The reasoning provided by the Calcutta High Court does indeed appear to prioritize convenience over the statutory provisions and protections established by the Companies Act. While the court highlighted the potential time-consuming nature of the waiver application process before the NCLT, this reasoning may not adequately justify deviating from the statutory framework. Further, pursuing a matter in a civil court could also very well result in prolonged legal proceedings, keeping in mind the past track record. Thus, the Court’s rationale seems to lack robust legal backing and may be perceived as prioritizing expediency over adherence to established legal provisions and protections.
The Calcutta High Court’s decision diverged from the established statutory framework, as both the NCLT and the NCLAT serve as singular destinations for adjudicating disputes related to a company’s affairs. Numerous courts have consistently recognized the unequivocal nature of the bar outlined in Section 430. The primary objective behind establishing the NCLT and the NCLAT is to prevent the proliferation of forums for initiating actions under company law. In contrast, the judgment by the Calcutta High Court represents a departure, potentially opening the door for more company disputes to be resolved by civil courts instead of adhering strictly to the recourse of the NCLT.

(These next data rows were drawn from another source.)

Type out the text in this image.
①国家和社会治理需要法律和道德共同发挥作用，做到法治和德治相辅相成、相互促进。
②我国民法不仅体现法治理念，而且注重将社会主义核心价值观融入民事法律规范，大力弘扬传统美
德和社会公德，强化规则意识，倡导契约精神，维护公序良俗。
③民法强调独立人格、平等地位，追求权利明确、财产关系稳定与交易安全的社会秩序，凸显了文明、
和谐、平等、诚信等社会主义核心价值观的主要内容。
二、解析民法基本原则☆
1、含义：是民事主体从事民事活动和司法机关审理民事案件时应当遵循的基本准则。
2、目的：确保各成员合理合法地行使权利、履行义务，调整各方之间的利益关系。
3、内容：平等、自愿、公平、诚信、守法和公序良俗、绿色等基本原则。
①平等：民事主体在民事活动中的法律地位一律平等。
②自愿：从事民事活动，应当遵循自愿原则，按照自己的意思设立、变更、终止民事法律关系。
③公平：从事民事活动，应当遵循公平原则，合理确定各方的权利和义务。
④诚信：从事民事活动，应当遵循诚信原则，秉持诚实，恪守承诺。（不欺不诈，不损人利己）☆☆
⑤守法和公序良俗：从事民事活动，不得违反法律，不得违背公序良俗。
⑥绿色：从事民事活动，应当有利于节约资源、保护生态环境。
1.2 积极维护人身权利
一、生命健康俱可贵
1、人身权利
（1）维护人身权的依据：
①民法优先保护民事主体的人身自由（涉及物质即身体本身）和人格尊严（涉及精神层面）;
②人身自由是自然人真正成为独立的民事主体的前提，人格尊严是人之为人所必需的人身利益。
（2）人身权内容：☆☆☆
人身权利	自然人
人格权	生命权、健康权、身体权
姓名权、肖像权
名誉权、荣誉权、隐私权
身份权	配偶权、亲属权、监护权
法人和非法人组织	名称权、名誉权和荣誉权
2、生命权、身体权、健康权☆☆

Indeed, this judgment establishes a significant precedent, and its implications are noteworthy in various contexts. On one hand, it introduces uncertainty as it permits civil courts to potentially encroach upon the powers of tribunals and specialized forums. This raises questions about the necessity of establishing such tribunals and specialized forums specifically designed to adjudicate on particular matters. If civil courts consistently assert jurisdiction over disputes that fall within the purview of these specialized bodies, it may undermine the intended efficiency and expertise that these forums were created to provide. Therefore, while this judgment provides an interesting perspective, it also prompts a reconsideration of the balance between the roles of civil courts and specialized forums in the adjudication of disputes.
[1] 2011 (5) SCC 532.
[2] AIRONLINE 2020 SC 929.
[3] Berry, A., Bhan, A. and Rohatgi, M. (no date) Arbitrability of shareholder disputes in India: Complexities and issues, Global Arbitration Review. Available at: https://globalarbitrationreview.com/review/the-asia-pacific-arbitration-review/2024/article/arbitrability-of-shareholder-disputes-in-india-complexities-and-issues (Accessed: 27 March 2024).
[4] CA 128/ C – II/ 2014 in CP 64 (ND) 2014.
[5] (2014) SCC OnLine Bom 1146.
[6] IA No.GA 9 of 2023 In CS 224 of 2021.